En concreto, los obispos de estas diócesis –Ibiza, Menorca, Mallorca, Segorbe-Castellón, Orihuela-Alicante y Valencia– se refieren a la defensa de la vida humana en todas sus fases, «cuya dignidad y valor deben ser reconocidos y escrupulosamente garantizados», y al matrimonio natural «como comunidad de vida y amor conyugal». Sobre este último punto añade, además,  la necesidad de que se respete y garantice «el derecho originario y prioritario que asiste a los padres para educar a sus hijos según sus convicciones más profundas».

Del mismo modo, reclaman que los que más sufren tengan «un especial cuidado» de parte de los políticos y citan, en una parte del documento, a aquellos «que por diversas razones viven entre nosotros procedentes de otros pueblos en busca de una vida mejor y más segura». Y continúan con una apelación al respeto y defensa de la libertad religiosa individual y de las Iglesias y confesiones, «que permita a las personas poder ejercitar y vivir su fe en privado y en público sin coacción y menosprecio y a la Iglesia católica poder ejercer su misión de anunciar el Evangelio».

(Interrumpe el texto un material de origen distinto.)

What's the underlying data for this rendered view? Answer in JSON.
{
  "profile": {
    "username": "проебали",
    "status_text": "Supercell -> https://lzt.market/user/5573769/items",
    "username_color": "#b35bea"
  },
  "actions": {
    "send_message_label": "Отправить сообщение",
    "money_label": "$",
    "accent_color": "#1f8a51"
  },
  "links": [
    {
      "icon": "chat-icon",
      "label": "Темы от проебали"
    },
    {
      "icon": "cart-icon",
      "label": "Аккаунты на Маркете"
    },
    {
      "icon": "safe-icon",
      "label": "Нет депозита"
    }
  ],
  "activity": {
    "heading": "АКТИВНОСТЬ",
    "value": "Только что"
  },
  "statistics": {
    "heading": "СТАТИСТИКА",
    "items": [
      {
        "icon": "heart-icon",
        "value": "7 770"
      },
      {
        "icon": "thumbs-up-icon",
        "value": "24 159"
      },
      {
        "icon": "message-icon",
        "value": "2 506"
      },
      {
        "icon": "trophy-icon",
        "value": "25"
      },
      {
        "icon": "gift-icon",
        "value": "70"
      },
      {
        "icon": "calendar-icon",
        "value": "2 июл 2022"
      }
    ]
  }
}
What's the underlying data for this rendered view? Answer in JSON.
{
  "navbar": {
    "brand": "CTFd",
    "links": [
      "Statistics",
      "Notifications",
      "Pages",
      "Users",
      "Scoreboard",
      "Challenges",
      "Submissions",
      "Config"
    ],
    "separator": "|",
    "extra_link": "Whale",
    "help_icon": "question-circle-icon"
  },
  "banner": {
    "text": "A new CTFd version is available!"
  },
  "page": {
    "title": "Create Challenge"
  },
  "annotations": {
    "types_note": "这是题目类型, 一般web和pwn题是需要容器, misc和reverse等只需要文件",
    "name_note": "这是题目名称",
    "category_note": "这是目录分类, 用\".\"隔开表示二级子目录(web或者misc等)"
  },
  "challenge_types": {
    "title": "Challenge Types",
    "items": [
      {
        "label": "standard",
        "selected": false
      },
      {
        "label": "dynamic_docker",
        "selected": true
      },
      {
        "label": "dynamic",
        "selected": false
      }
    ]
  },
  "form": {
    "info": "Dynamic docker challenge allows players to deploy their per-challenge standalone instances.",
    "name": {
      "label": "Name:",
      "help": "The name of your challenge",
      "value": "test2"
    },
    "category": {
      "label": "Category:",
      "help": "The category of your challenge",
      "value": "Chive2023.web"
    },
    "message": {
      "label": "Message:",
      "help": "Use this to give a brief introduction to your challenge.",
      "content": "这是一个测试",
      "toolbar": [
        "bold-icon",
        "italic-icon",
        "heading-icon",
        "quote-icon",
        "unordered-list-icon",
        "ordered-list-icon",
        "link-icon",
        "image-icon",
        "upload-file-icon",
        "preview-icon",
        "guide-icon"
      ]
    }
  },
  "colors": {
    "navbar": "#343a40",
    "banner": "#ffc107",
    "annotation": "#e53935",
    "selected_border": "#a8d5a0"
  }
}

Como conclusión, reconocen «el valor del trabajo y la dedicación» de los políticos y gobernantes, que consideran «necesarios e imprescindibles para nuestra sociedad». «Por ello suplicamos a Dios para que pongan todo su empeño en cuidar los destinos de las personas, de las familias, los grupos y toda la nación sobre los que están llamados a ejercer su autoridad al servicio de una sociedad verdaderamente democrática y libre».